I had pretty much known the moment it happened or at least the morning after that something within me had changed. I once read a story about a girl who woke up one day and was in labor, she hadn’t even known she was pregnant. That girl had to have been completely out of touch with her own body because before the missed periods, before the strip turned pink, I knew. I knew because I could feel it- a strong attachment, an almost animalistic instinct to protect something, but what? I knew.
And that was it. That was the shitty moment in life everyone experiences; where they’re forced to grow up, despite all self-preservationist instincts to stay young forever. Life tried to prepare me. It sent me curve balls and important decisions to make, but I just let other people handle it all, and now? Now I was screwed. Now I was forced to grow up in a second, go from 18 to 35 in less than a minute.

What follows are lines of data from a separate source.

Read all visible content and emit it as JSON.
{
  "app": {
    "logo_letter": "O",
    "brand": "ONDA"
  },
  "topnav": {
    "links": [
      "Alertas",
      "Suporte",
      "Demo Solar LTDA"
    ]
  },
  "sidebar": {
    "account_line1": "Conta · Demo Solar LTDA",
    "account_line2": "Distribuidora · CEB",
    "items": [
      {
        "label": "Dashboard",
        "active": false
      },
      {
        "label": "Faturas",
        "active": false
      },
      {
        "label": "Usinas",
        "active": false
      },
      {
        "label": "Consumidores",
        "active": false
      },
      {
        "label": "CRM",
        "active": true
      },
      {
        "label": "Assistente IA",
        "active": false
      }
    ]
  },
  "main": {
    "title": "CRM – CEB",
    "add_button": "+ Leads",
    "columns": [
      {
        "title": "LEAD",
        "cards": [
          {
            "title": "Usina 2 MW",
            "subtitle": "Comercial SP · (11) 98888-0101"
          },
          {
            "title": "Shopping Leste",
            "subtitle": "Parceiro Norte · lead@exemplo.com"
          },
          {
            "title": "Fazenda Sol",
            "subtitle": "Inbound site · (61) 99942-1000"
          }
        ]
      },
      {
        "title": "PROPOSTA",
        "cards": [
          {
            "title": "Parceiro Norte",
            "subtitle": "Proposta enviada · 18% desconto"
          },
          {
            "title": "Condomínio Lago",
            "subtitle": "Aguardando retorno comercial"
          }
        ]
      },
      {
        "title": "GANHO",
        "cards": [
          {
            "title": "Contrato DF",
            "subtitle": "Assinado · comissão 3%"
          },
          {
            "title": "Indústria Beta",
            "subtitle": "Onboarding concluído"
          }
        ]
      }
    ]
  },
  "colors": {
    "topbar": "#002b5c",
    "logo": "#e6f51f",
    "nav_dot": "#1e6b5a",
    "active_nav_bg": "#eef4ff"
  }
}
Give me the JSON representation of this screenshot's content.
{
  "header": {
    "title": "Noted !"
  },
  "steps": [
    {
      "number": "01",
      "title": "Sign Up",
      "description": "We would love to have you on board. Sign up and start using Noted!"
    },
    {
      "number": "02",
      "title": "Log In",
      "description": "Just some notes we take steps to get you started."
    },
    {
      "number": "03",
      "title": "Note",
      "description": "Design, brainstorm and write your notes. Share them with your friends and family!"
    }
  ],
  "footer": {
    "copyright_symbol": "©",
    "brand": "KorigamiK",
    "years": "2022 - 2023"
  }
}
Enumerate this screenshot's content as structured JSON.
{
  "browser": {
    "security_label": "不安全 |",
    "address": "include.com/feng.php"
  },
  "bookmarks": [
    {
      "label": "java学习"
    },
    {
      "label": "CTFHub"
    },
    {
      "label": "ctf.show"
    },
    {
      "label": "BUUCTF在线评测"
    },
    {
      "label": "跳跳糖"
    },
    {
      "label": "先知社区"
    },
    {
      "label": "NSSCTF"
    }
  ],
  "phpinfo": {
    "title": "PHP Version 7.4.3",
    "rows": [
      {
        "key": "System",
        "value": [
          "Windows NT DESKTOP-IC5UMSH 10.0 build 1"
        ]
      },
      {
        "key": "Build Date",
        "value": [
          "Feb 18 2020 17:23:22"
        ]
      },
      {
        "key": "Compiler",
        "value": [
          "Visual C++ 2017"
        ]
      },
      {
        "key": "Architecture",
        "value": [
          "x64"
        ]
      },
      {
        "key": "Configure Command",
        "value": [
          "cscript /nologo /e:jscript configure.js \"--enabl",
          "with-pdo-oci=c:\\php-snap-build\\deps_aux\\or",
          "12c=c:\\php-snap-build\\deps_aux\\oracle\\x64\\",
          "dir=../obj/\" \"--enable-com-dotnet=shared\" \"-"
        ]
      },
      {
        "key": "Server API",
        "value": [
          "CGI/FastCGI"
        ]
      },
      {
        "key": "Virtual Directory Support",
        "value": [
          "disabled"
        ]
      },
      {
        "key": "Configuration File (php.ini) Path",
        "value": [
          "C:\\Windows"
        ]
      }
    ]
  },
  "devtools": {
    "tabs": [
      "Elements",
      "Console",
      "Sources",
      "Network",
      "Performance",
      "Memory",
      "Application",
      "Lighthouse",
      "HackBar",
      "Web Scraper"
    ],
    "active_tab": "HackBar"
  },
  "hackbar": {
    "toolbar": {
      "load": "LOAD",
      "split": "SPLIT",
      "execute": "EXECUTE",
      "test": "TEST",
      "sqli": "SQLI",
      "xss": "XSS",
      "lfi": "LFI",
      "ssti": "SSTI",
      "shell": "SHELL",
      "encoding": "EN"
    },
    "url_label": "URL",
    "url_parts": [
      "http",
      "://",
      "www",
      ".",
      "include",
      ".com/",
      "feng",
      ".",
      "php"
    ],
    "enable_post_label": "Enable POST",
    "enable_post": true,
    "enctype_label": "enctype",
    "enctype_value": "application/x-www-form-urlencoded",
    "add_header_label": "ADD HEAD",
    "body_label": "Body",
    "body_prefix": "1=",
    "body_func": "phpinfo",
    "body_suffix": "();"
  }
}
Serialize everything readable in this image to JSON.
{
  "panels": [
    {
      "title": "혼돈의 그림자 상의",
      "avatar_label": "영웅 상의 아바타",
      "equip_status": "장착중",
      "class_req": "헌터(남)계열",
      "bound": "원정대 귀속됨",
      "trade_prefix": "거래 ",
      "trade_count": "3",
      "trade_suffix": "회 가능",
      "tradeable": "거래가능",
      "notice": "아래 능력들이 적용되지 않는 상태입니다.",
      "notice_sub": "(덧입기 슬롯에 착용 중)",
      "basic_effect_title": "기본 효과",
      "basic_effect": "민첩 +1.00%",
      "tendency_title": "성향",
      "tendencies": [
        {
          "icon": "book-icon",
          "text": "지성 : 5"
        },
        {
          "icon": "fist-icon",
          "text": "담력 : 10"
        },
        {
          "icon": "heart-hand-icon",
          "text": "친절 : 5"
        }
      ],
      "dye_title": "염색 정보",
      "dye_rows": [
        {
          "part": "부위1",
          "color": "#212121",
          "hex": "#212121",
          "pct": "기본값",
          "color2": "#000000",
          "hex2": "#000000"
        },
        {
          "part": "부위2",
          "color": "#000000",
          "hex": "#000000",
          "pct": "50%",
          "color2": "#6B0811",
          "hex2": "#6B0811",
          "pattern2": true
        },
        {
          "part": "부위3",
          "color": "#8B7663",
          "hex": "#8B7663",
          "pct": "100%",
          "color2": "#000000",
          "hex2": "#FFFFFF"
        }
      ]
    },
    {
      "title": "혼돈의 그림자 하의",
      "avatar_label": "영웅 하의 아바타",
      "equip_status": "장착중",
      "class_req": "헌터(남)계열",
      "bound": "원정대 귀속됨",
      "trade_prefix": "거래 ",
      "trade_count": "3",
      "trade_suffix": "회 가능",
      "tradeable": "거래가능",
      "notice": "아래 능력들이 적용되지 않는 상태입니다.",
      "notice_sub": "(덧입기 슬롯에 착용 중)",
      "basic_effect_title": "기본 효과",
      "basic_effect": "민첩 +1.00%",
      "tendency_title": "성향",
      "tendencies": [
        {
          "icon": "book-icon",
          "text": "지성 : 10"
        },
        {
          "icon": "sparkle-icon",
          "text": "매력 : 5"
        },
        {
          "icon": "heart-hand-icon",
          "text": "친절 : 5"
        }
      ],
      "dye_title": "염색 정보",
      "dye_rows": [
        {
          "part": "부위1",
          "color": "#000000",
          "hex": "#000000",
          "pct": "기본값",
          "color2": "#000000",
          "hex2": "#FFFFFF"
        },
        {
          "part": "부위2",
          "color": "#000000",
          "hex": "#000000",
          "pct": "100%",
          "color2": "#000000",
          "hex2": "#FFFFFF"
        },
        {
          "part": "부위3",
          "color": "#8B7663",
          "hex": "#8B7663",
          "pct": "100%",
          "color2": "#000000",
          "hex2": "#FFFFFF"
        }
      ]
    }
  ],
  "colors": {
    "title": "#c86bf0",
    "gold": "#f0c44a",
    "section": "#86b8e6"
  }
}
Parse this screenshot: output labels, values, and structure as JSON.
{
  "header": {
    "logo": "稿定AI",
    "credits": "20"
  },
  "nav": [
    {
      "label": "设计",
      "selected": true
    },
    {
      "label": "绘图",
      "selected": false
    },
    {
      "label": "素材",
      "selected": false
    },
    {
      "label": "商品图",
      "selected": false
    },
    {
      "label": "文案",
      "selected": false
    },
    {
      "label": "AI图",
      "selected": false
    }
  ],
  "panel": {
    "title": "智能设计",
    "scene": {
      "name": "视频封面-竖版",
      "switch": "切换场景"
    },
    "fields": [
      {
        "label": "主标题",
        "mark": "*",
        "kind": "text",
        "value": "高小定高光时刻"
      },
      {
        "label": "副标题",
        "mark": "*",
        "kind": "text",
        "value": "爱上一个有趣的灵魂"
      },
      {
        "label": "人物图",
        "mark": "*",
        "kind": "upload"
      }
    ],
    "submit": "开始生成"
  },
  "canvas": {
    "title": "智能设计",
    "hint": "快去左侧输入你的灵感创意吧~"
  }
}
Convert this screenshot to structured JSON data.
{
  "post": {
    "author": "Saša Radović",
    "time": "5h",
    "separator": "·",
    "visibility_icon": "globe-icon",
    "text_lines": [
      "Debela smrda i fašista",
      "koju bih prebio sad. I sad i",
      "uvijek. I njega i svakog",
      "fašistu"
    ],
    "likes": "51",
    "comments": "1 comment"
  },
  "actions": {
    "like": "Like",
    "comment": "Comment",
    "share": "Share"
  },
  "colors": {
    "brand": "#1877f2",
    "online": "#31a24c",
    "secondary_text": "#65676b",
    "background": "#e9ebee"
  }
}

And that’s how I wound up where I am. That is the sordid, sad and regretful tale that brought me here: The Planned Parenthood Elizabeth Blackwell Health Center on Chestnut, just five blocks from school.
“If it was a boy, I would name it Thomas,” I say blankly to Mary, the nurse, “and if it was a girl, Melissa.” One tear escapes me, and the dam is broken. Every emotion I have been holding in comes flooding out in a torrent of hysterical crying as the doctor injects a sedative. I try to fight off the drowsiness, but despite my best efforts, the white light of the room slowly fades away and everything turns to black. My thoughts are silent, the guilt is momentarily gone, for the first time in months, if for only a second, the waters are calm, the sun is shining and I can finally just float.